冷蔵庫を開けるマコトの後ろ姿に、やらかした記憶が、蘇ってきた。
熱は下がったはずなのに、かぁっと顔が熱くなってくる。
恥ずかしさに、マコトの背中から視線を逸らせた。
床へと向けた視線に、マコトが無造作に置いたスケッチブックが映り込む。
「なんだ、これ? 鞍崎?」
拾い上げたそれには、心配そうにこちらを見詰める鞍崎の姿が描かれていた。
ネットに入った冬みかんを手に戻ったマコトは、スケッチブックをちらりと覗き、口を開く。

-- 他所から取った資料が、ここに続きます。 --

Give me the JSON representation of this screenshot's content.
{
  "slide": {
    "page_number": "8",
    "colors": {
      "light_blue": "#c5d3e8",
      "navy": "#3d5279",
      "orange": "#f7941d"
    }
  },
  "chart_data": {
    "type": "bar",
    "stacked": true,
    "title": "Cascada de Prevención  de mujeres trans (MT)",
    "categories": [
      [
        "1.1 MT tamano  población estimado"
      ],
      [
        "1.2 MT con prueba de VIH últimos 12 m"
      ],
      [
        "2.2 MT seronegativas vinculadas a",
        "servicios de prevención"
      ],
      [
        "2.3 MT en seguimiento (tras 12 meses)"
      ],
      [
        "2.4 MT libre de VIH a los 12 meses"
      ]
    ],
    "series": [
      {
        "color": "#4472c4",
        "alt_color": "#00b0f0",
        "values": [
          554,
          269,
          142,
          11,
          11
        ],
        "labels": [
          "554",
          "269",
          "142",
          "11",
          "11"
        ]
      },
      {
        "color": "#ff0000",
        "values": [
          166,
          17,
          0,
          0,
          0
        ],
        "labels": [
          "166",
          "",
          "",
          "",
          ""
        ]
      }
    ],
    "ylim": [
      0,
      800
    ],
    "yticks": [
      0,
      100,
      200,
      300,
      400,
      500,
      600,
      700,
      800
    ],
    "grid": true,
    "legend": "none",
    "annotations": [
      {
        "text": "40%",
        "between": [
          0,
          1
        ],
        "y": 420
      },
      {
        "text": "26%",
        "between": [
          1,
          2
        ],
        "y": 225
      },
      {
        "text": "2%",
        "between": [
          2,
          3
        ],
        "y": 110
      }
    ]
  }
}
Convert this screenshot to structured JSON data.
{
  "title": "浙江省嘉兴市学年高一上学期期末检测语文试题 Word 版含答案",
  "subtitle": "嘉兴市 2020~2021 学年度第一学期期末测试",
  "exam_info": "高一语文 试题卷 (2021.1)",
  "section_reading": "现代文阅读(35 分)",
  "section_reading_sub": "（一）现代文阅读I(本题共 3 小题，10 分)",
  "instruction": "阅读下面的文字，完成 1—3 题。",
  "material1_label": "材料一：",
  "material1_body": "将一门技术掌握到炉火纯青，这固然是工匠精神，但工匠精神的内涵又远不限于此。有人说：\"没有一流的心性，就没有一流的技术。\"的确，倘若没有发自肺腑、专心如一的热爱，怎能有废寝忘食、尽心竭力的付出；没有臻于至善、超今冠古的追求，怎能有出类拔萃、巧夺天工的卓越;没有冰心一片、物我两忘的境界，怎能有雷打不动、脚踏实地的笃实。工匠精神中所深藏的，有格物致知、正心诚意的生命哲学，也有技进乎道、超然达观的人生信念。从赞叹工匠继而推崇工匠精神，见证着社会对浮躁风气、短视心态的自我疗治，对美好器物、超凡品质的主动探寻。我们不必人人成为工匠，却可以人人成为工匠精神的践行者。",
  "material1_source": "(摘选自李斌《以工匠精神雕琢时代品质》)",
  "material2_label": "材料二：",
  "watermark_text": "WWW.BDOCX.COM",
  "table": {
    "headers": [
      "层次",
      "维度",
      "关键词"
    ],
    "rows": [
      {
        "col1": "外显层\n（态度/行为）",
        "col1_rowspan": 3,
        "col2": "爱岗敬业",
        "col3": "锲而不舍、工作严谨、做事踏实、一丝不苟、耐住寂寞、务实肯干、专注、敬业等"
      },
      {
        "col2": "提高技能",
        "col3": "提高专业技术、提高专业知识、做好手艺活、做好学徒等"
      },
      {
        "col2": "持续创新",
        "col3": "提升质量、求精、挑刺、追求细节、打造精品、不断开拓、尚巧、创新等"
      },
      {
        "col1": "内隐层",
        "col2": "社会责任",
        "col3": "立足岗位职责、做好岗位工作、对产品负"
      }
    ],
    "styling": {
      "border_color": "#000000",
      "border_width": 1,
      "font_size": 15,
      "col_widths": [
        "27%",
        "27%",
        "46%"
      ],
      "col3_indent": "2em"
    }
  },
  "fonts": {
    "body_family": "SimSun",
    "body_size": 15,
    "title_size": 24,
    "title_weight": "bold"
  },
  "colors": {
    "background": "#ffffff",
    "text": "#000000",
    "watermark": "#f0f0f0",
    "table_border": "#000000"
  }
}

「あぁ。そう、鞍崎さんだよ。柊、描いたらムラムラが爆発しそうでさ」
困ったような笑いを混ぜ紡がれたマコトの言葉。
鞍崎を描いたコトに、深い意図はない。
わかっていても面白くない俺は、スケッチブックの中の鞍崎を無意識に睨んでいた。
ベッドの傍で胡座をかいたマコトは、ネットから冬みかんを取り出し、剥き始める。
「キッチンで無になろうとしてたんだけど、そん時に〝大丈夫か?〞って心配された……」
ははっとマコトは、弱く笑う。
「柊のコト、心配したんだよ。心配はしてたんだけど、……」
皮を剥き、1房を捥いだマコトは、俺に向かい〝はい、あ~ん〞と口を開いて見せる。
「自分で食える」
マコトの持つネットから、ひとつを奪い取った。
「でしょ?」
マコトが何を言わんとしているのか読み取れず、みかんを剥きつつ、怪訝な瞳を向けた。
「普段、ぜんっぜん甘えないクセに、やたらと甘えてくるから……。熱でぽやんってなってる柊、可愛かったなぁ……」
うっすらと瞳を細め揶揄ってくるマトコに、俺の瞳が盛大に游ぐ。
「伝染したくないなんて言う割に、可愛いコトばっかするから、オレの理性、何回打ち砕かれたコトか」
ははっと笑ったマコトは、手にしている1房のみかんを口に放り、言葉を足した。
「……オレの理性、殺しにかかってたよね?」
「そんなつもりじゃ……」
なかったが。
嫉妬を剥き出しに、鞍崎に噛みついたのも。
不安に駆られ、添い寝を強情ったのも。
温もりが恋しくて、手に触れたのも。
普段の俺なら、やらないコトだらけだ。